Согласно Сведенборгу, год 1756-й должен был предшествовать Страшному суду, в ходе которого старая Церковь будет истреблена, а новая, «истинная» вселенская Церковь, проповедница истинного христианства, восстанет из пепла ее подобно фениксу. И пусть мироздание в целом никакого заметного катаклизма в духе обещанного не испытало, во внутреннем мире Хаманна именно это и произошло. Жизненный кризис полностью его преобразил и породил ту фигуру, которая, в свою очередь, многое сделала для кардинальной перестройки мышления своей эпохи.
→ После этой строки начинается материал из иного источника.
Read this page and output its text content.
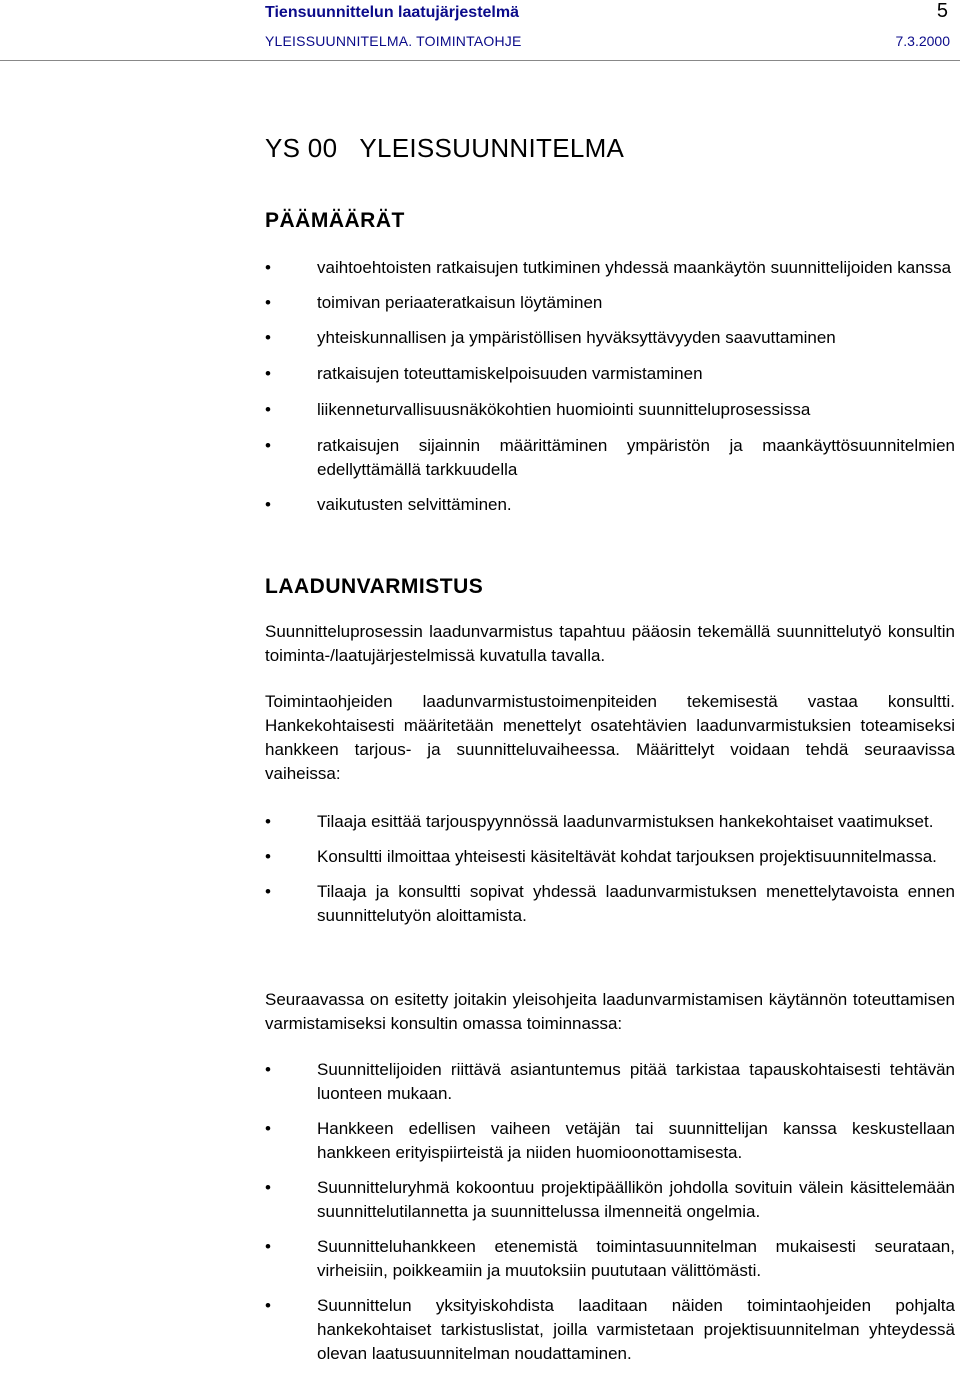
Tiensuunnittelun laatujärjestelmä	5
YLEISSUUNNITELMA. TOIMINTAOHJE	7.3.2000
YS 00 YLEISSUUNNITELMA
PÄÄMÄÄRÄT
•	vaihtoehtoisten ratkaisujen tutkiminen yhdessä maankäytön suunnittelijoiden kanssa
•	toimivan periaateratkaisun löytäminen
•	yhteiskunnallisen ja ympäristöllisen hyväksyttävyyden saavuttaminen
•	ratkaisujen toteuttamiskelpoisuuden varmistaminen
•	liikenneturvallisuusnäkökohtien huomiointi suunnitteluprosessissa
•	ratkaisujen sijainnin määrittäminen ympäristön ja maankäyttösuunnitelmien edellyttämällä tarkkuudella
•	vaikutusten selvittäminen.
LAADUNVARMISTUS

Suunnitteluprosessin laadunvarmistus tapahtuu pääosin tekemällä suunnittelutyö konsultin toiminta-/laatujärjestelmissä kuvatulla tavalla.

Toimintaohjeiden laadunvarmistustoimenpiteiden tekemisestä vastaa konsultti. Hankekohtaisesti määritetään menettelyt osatehtävien laadunvarmistuksien toteamiseksi hankkeen tarjous- ja suunnitteluvaiheessa. Määrittelyt voidaan tehdä seuraavissa vaiheissa:

•	Tilaaja esittää tarjouspyynnössä laadunvarmistuksen hankekohtaiset vaatimukset.
•	Konsultti ilmoittaa yhteisesti käsiteltävät kohdat tarjouksen projektisuunnitelmassa.
•	Tilaaja ja konsultti sopivat yhdessä laadunvarmistuksen menettelytavoista ennen suunnittelutyön aloittamista.

Seuraavassa on esitetty joitakin yleisohjeita laadunvarmistamisen käytännön toteuttamisen varmistamiseksi konsultin omassa toiminnassa:

•	Suunnittelijoiden riittävä asiantuntemus pitää tarkistaa tapauskohtaisesti tehtävän luonteen mukaan.
•	Hankkeen edellisen vaiheen vetäjän tai suunnittelijan kanssa keskustellaan hankkeen erityispiirteistä ja niiden huomioonottamisesta.
•	Suunnitteluryhmä kokoontuu projektipäällikön johdolla sovituin välein käsittelemään suunnittelutilannetta ja suunnittelussa ilmenneitä ongelmia.
•	Suunnitteluhankkeen etenemistä toimintasuunnitelman mukaisesti seurataan, virheisiin, poikkeamiin ja muutoksiin puututaan välittömästi.
•	Suunnittelun yksityiskohdista laaditaan näiden toimintaohjeiden pohjalta hankekohtaiset tarkistuslistat, joilla varmistetaan projektisuunnitelman yhteydessä olevan laatusuunnitelman noudattaminen.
Из всех немецких государств середины восемнадцатого века Пруссия была наиболее осознанно и целеустремленно привержена идее прогресса. Вдохновляемая неудержимой энергией и грандиозными амбициями Фридриха Великого, просвещенная берлинская бюрократия предпринимала серьезные и неустанные усилия с тем, чтобы поднять социальный, экономический и культурный уровень Пруссии до стандартов, заданных передовыми странами Запада, и прежде всего Францией, чья великолепная столица служила недостижимым идеалом для всего цивилизованного мира. Промышленность и торговля, при надзоре и помощи со стороны государства, создавались, поощрялись и развивались; приводились в соответствие с рациональными моделями финансы, улучшалось сельское хозяйство; приглашались квалифицированные иностранные специалисты, в особенности французы, которые постепенно составили весьма заметную часть Потсдамского двора. Говорили при дворе на французском. Французов не только назначали на ведущие должности, которые требовали высокой интеллектуальной отдачи – как в случаях с Вольтером, Мопертюи и Ламетри, – но и поручали им руководить управленческими структурами, к явному неудовольствию всех коренных пруссаков (в особенности в традиционалистски настроенной восточной части страны), которые ворчали, но подчинялись. Все мыслимые усилия предпринимались для того, чтобы избавить страну от долговременных последствий того коллапса, что постиг все основные области немецкой жизни и цивилизации в результате катастрофической Тридцатилетней войны, которая привела к небывалому национальному унижению и к беспросветной ночи в общественной и культурной сферах. Та политика относительно просвещенного патернализма, которая начата была еще Фридрихом Вильгельмом, курфюрстом Бранденбургским, и Фридрихом Вильгельмом I Прусским, его внуком и отчаянным солдафоном, в безжалостной эффективности своей достигла немыслимых прежде высот при Фридрихе Великом. Вдобавок к военному и административному гению, король обладал заметными писательскими и композиторскими дарованиями, так что и становление просвещенных купеческих домов, таких как Беренсы, в Восточной Пруссии и Балтии, и интеллектуальное возрождение, ведомое Кантом и Берлинской академией, пребывали в полной гармонии с новым приливом национальной энергии.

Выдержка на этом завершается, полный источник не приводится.